The South China Morning Post story examines a growing tension in the global economy: electricity demand from artificial intelligence data centers is rising fast while many Western power grids struggle to keep up. Recent blackouts and power disruptions in Europe and the United States highlight the vulnerability of aging infrastructure, as AI workloads drive increasing energy consumption. Major outages in the Eurotunnel and rolling blackouts in Portugal, Spain, and California highlight these strains. Meanwhile, China’s grid has remained unusually stable, having expanded capacity aggressively after earlier regional outages.
Data centers that host and train large AI models consume massive amounts of electricity. These facilities already account for a significant share of global power use and are projected to grow further as demand for AI services and computational capacity rises. Reports outside the article note that global data center electricity consumption could nearly double by 2030, driven largely by AI workloads that consume far more energy than traditional computing tasks.
China’s strategy centers on large, continued investment in generation capacity, transmission networks, and megaprojects such as a multi-billion-dollar hydropower project in Tibet. That expansion is designed to provide abundant, cheap, and increasingly cleaner power to support heavy industry and fast-growing tech sectors, including AI. Analysts say the scale and pace of China’s grid buildout give it a structural advantage over Western economies that are slower to add capacity, constrained by regulatory, environmental, and political hurdles.

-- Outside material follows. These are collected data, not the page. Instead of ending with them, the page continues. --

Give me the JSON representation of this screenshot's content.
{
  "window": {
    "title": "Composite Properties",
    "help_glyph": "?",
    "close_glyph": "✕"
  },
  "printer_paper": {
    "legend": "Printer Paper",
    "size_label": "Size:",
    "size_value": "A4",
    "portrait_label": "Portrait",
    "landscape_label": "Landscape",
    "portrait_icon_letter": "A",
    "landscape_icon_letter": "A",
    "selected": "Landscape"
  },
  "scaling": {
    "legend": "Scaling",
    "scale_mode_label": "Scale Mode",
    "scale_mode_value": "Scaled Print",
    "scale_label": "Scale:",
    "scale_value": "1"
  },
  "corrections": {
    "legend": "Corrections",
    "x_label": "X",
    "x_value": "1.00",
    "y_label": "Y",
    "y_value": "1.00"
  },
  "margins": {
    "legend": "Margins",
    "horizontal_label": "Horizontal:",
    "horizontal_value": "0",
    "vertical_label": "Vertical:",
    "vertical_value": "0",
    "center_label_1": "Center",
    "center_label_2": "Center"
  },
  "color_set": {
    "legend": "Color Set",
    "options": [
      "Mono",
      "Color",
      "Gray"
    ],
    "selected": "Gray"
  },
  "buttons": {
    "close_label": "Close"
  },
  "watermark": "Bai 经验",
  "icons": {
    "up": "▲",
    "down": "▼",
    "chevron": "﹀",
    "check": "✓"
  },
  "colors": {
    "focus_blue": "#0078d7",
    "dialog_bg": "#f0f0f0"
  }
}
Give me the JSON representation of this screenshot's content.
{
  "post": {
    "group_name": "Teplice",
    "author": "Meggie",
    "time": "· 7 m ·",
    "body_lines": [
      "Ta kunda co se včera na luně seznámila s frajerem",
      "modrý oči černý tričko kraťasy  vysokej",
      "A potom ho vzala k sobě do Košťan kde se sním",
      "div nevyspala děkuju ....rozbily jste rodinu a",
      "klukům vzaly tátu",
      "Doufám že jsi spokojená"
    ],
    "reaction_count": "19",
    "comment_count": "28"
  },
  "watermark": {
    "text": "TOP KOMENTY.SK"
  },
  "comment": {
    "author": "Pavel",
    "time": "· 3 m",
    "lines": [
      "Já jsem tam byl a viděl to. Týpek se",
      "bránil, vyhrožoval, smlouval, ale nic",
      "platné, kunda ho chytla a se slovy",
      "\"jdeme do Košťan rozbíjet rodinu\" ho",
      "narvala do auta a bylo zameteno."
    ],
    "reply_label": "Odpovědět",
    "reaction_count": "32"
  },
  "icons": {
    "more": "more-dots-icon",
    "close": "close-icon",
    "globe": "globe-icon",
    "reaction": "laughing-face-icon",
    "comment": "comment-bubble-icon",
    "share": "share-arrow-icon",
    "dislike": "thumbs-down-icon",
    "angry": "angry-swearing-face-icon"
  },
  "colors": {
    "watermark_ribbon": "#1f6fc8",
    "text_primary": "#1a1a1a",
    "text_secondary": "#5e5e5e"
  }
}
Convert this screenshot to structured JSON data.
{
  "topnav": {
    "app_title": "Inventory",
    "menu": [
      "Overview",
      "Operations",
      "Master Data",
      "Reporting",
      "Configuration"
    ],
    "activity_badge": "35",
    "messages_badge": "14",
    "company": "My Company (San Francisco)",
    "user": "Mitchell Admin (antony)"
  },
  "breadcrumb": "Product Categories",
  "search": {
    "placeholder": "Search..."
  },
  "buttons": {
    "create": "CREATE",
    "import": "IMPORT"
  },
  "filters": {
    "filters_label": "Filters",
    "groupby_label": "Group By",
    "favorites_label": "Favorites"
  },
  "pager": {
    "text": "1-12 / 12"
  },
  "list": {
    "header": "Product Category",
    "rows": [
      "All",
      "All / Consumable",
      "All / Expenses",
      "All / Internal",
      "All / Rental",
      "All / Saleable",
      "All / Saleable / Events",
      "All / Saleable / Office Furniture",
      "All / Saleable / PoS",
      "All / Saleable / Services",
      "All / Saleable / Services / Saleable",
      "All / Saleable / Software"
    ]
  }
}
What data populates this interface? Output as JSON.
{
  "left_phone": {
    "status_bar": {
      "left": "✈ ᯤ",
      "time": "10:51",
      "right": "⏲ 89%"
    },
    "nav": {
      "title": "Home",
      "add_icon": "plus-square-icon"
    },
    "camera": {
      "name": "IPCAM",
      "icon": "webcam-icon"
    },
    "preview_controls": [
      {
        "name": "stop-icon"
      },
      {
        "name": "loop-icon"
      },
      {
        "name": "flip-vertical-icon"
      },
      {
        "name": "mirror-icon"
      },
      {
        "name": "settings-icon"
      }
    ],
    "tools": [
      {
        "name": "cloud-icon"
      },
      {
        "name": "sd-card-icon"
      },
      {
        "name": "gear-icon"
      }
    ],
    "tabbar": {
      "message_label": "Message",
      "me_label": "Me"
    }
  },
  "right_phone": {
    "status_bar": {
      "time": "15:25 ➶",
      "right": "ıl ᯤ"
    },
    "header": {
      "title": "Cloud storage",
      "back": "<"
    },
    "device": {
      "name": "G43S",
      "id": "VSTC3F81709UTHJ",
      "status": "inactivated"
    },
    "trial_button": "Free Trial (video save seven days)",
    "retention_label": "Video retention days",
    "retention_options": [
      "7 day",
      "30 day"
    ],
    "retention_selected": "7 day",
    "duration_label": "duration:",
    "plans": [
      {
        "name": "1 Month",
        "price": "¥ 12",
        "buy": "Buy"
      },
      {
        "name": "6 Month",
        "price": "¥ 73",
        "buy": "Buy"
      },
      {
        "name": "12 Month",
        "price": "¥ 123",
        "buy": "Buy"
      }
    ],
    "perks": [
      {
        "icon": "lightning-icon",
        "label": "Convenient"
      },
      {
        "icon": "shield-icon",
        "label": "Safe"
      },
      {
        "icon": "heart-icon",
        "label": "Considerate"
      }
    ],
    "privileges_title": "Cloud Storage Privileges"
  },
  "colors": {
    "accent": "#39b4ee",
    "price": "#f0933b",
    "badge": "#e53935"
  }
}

In contrast, energy prices in Europe and the United States are relatively high, and grids often operate close to capacity even without new AI demand. This makes accommodating additional load from data centers more difficult without significant investment in generation and grid upgrades.
The article paints a picture of two energy paths: one where power infrastructure keeps pace with digital demand, and another where supply shortfalls could blunt future technological growth. China’s continued emphasis on expanding energy capacity may help it capture more of the economic benefits from the AI boom.